8:55 getting into manuscript!

9:02 enthused about work, sad, sleepy

9:10 enthused about work. Sad, sleepy, scared, craving.

10:14 Got to a stopping point with manuscript. Sent to Gil and Eric. Looked at Facebook for 10-15 minutes. Now, here I am. Where am I?

11:05 Continued loading new data into PASSEL. I feel afraid to touch into myself. Would rather eat a cheese sandwich. Thinking about how relationship with Z seems super important to get right. Reminded myself that the main relationship I'm cultivating right now is with myself; all else will follow.

Spent 50 minutes (12:00-12:50) in quiet room abiding with self. So unsatisfying! "I don't know what I am doing ... this is dangerous ... this isn't going anywhere." About 10 minutes before rising to go, I turned my attention toward the necessity of going and the pain associated with that.

3:37 Productive day, but filled with anxiety. It feels like the world is dangerous and something bad is about to happen, probably something to do with Z rejecting me.

3:54 As is so often the case, I am spending much of my work day struggling against an anxiety that blocks my thinking process. It is so unsatisfying! Stopping to attend to myself, my experience is different than it has been in recent weeks: anger, frustration, exasperation ... sadness, anger ... sleepiness ... "I don't want this!

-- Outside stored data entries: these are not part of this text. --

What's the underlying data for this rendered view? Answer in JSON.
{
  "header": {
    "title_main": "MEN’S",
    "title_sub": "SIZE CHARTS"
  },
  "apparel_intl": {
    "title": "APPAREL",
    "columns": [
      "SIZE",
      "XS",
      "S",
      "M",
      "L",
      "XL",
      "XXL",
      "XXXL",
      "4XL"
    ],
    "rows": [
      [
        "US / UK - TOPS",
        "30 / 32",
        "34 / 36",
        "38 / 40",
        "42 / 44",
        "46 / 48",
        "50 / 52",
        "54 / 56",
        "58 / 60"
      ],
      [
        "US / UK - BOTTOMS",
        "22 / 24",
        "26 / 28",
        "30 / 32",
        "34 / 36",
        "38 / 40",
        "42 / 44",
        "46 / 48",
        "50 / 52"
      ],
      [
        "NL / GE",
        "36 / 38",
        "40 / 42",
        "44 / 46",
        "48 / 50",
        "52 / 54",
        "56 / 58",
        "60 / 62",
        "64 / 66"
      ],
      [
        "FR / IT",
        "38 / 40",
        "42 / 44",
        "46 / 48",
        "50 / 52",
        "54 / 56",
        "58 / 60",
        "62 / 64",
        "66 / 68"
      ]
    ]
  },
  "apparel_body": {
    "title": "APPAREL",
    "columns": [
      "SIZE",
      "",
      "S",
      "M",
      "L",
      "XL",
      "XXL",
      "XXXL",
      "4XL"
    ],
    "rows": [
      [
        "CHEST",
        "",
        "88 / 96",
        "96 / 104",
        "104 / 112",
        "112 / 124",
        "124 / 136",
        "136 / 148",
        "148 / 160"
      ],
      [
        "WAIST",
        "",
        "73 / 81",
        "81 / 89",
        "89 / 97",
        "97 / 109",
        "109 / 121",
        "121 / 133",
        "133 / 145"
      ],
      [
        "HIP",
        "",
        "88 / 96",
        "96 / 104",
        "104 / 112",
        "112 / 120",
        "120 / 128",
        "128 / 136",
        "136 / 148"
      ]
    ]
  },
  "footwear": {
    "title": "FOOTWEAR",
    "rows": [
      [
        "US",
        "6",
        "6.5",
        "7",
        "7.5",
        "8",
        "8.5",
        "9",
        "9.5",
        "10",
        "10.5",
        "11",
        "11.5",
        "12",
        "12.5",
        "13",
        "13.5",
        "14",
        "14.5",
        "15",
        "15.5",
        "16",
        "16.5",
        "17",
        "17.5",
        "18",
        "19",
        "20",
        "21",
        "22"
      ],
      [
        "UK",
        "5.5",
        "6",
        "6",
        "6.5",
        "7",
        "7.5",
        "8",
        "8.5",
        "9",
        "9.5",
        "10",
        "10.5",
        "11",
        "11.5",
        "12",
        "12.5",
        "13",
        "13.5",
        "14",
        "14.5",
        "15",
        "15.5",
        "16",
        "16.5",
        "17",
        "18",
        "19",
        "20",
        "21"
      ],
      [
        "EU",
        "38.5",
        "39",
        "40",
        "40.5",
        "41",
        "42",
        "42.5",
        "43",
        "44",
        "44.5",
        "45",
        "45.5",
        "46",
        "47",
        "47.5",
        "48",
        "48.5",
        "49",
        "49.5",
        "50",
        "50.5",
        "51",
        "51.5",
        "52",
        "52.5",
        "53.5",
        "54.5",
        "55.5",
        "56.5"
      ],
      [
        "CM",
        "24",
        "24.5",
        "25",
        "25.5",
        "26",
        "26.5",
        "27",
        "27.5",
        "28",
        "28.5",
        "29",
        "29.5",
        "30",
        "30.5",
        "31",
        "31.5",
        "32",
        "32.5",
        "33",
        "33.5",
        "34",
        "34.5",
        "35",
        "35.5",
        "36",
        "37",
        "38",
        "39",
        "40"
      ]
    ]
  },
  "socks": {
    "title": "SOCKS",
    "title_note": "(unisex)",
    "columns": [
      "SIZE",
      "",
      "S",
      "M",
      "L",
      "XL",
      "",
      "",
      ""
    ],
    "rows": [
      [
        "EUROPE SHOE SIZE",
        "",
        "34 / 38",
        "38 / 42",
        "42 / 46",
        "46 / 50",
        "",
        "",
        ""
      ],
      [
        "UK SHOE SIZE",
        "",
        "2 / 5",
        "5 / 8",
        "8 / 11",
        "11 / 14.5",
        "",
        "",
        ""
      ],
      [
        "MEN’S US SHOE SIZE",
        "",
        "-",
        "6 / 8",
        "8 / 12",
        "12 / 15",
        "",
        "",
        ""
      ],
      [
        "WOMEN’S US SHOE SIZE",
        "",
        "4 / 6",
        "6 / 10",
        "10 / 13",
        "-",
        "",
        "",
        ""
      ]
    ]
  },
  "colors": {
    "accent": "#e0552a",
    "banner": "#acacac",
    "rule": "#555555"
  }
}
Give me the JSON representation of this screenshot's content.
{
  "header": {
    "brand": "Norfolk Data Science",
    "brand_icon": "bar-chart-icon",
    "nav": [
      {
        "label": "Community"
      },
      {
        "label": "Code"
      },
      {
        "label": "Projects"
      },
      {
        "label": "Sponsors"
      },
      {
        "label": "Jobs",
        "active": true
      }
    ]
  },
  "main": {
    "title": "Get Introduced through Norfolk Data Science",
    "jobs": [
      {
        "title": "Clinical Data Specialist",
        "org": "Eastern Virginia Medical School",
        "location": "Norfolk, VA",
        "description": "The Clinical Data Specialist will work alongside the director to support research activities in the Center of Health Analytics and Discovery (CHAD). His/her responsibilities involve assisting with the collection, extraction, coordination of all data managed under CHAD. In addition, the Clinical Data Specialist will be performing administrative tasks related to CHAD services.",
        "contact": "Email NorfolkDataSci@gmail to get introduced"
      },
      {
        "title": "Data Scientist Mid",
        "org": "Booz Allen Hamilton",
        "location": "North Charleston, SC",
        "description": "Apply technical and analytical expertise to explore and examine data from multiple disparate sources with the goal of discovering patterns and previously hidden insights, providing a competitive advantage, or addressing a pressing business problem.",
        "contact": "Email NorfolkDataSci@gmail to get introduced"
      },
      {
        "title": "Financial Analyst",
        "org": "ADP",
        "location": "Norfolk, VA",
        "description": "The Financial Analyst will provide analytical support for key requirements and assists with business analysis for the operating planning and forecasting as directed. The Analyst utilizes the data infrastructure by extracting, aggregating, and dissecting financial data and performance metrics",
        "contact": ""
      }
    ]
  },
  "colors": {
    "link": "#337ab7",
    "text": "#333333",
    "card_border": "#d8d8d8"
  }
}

I don't like this project!" (comparing kidney, urine, and plasma proteomes)

4:18 What would make my job nicer? It hurts just to think about it!

  • An invisible companion who could silently and invisibly give me a co-counseling session at a moment's notice, to relieve my anxiety. I imagine that these sessions would be short and more or less continuous, since the anxiety arises almost continuously.
  • A supervisor and co-workers who understand my challenge
  • Aaaack! it really hurts just to think about this! I feel angry!
4:34 Throwing in the towel for the day.